Publisher: Texas A&M University Press
ISBN: 9781585442126
Category : History
Languages : en
Pages : 340
Book Description
Not all casualties of war die on the battlefield. In the wake of World War II, Yugoslavia purged its territory of the ethnic Germans who had formed a part of its human mosaic. Tarred with their ethnic origins and the conscription of their fighting-age men into the Waffen SS, the Volksdeutsche, as these settlers were called, were rounded up at the war's end and herded into concentration camps. Those who were not murdered or did not die from the harsh conditions were expelled from the village homes their families had known and loved for three hundred years. Nine years old when she entered the concentration camp in 1945, author Luisa Lang Owen survived the persecution of the Danube Swabians, eventually finding herself in America, where she made a new life for herself, a life that nonetheless held within it the memories and lessons of the atrocities she had experienced in her homeland. Like thousands of other Germans in the Danube Valley at the end of the war, Luisa and her family were chased from their home, lodged in a sheep stall, and resettled in camps with other Germans from her village. Shorn of their possessions, given little food or fuel, pressed into hard labor, beaten by guards, and separated from their families, many despaired and many died. Luisa barely survived as others succumbed to malnutrition, disease, and exposure. Her haunting memoir provides a window into the ethnic cleansing that preceded the recent exterminations in Bosnia and Kosovo by fifty years—an episode of horrors that has not appeared as even a footnote in descriptions of the more recent atrocities practiced in that region.
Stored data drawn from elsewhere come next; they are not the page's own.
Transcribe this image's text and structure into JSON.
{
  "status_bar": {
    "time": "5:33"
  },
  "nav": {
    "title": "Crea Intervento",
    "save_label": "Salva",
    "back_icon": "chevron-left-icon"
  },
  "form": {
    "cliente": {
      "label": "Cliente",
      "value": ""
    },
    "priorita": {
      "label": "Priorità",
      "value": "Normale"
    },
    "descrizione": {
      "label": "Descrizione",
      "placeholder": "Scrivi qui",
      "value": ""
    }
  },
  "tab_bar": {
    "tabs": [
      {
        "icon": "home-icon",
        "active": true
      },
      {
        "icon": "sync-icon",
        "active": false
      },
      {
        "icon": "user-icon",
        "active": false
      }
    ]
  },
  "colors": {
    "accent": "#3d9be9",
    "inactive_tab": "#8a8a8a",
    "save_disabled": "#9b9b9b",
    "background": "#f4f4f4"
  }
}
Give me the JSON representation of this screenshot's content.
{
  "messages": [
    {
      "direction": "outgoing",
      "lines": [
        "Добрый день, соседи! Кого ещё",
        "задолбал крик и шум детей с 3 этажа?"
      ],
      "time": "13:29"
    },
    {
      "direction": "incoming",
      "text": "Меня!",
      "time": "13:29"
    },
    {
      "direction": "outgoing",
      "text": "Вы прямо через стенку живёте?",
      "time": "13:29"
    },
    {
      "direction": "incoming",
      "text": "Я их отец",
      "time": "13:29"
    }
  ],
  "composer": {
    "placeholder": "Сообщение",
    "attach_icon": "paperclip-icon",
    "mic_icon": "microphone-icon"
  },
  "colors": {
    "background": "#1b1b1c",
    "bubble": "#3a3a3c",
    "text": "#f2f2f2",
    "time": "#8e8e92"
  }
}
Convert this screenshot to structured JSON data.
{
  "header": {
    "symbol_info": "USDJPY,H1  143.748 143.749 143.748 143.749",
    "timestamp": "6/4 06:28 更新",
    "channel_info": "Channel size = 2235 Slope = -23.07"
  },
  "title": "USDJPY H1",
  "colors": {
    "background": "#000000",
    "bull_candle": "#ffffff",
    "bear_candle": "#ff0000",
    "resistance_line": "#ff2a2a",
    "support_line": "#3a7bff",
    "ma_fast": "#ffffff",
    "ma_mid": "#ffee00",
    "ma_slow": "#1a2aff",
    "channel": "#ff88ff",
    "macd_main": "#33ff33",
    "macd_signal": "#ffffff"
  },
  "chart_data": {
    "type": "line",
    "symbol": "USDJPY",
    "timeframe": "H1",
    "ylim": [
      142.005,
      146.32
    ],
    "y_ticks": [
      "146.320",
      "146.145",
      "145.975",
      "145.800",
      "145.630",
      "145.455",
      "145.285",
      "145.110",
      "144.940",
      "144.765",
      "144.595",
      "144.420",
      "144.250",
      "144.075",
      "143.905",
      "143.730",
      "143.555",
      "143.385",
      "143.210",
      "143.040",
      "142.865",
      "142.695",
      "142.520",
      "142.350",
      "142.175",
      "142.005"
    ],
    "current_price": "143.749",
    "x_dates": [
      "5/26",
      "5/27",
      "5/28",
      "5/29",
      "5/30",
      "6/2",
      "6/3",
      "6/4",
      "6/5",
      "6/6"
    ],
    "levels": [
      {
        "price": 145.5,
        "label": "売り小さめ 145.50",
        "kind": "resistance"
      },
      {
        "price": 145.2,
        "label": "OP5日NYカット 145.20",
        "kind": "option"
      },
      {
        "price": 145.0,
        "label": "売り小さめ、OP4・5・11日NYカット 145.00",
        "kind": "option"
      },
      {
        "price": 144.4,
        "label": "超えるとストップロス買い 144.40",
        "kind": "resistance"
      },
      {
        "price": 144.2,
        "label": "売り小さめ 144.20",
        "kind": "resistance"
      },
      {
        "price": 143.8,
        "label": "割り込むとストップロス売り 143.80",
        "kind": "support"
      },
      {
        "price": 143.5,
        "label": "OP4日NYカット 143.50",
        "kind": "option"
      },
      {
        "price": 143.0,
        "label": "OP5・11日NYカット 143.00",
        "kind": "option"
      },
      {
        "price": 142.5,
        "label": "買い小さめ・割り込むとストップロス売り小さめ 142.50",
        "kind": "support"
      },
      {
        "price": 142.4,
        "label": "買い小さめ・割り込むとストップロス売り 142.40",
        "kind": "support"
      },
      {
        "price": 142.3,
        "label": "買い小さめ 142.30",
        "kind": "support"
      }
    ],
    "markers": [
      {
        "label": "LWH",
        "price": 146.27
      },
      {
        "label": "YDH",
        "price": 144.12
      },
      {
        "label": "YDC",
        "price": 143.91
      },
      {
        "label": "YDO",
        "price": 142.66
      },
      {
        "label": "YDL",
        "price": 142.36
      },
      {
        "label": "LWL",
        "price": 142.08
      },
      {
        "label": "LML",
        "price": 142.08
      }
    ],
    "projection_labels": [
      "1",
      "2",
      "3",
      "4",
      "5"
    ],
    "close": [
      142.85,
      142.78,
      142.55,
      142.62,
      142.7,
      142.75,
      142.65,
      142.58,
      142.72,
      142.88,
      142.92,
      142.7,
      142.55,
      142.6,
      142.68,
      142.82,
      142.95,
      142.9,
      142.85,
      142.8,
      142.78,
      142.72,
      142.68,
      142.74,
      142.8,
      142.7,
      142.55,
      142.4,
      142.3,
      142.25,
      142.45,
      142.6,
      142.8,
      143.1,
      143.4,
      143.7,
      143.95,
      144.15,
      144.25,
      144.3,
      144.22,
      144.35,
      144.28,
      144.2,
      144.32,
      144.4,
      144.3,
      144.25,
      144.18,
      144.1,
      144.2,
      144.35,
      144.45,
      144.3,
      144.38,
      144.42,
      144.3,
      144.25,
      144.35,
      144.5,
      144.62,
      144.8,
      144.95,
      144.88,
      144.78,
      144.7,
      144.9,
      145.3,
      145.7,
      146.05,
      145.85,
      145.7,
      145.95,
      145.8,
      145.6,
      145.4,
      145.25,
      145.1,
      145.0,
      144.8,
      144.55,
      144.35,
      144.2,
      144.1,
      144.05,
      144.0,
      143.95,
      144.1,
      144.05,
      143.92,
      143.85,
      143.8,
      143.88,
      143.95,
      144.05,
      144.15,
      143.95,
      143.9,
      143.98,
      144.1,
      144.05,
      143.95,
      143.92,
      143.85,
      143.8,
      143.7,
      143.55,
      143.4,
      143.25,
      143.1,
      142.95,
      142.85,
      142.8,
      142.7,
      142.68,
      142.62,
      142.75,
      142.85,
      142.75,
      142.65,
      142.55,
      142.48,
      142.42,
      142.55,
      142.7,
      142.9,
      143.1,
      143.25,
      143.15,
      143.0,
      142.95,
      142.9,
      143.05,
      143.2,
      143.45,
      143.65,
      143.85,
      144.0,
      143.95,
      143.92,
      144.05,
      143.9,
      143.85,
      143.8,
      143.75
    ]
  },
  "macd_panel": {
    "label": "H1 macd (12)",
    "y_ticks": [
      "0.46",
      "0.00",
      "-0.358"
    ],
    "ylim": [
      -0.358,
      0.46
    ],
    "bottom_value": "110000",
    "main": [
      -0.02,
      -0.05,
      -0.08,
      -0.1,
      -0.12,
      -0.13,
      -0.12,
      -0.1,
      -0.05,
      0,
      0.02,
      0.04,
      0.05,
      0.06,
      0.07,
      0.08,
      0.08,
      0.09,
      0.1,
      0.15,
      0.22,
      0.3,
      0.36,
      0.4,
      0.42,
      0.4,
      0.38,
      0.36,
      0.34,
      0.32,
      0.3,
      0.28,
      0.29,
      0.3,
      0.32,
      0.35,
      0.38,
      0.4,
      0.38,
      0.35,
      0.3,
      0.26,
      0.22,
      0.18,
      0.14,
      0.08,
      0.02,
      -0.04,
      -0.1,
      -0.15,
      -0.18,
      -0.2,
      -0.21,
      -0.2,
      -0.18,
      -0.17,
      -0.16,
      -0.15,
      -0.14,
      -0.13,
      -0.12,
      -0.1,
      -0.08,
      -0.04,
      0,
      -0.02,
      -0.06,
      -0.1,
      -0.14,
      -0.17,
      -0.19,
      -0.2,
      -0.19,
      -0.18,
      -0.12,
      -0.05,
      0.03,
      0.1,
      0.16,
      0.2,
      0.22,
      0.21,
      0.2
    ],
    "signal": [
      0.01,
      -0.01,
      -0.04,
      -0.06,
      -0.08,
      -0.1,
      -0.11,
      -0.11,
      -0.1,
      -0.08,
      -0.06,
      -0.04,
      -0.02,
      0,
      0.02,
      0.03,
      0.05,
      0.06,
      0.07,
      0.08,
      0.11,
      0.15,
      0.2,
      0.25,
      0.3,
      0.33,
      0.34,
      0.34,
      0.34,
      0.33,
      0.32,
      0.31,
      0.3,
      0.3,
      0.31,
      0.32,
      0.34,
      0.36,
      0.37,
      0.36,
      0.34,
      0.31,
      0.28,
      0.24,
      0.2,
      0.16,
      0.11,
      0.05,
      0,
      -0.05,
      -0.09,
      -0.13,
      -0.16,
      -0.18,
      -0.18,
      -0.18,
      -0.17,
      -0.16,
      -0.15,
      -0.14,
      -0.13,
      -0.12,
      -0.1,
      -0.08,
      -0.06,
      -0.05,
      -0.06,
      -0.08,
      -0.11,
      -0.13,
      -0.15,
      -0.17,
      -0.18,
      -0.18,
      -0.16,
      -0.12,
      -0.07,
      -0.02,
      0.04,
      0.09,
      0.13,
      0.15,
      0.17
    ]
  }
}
Her testament, as a casualty of war, bears historic witness and gives insight into the personal experiences of ethnic cleansing. It stands as witness to a massive crime that has been conveniently forgotten, a corrective to a bit of neglect that did away with its victims as a people, and a personal depiction of what ethnic cleansing is really about. “The problem was not just that they did not want us to have or to be,” Luisa Lang Owen writes, “they wanted us not to have been.”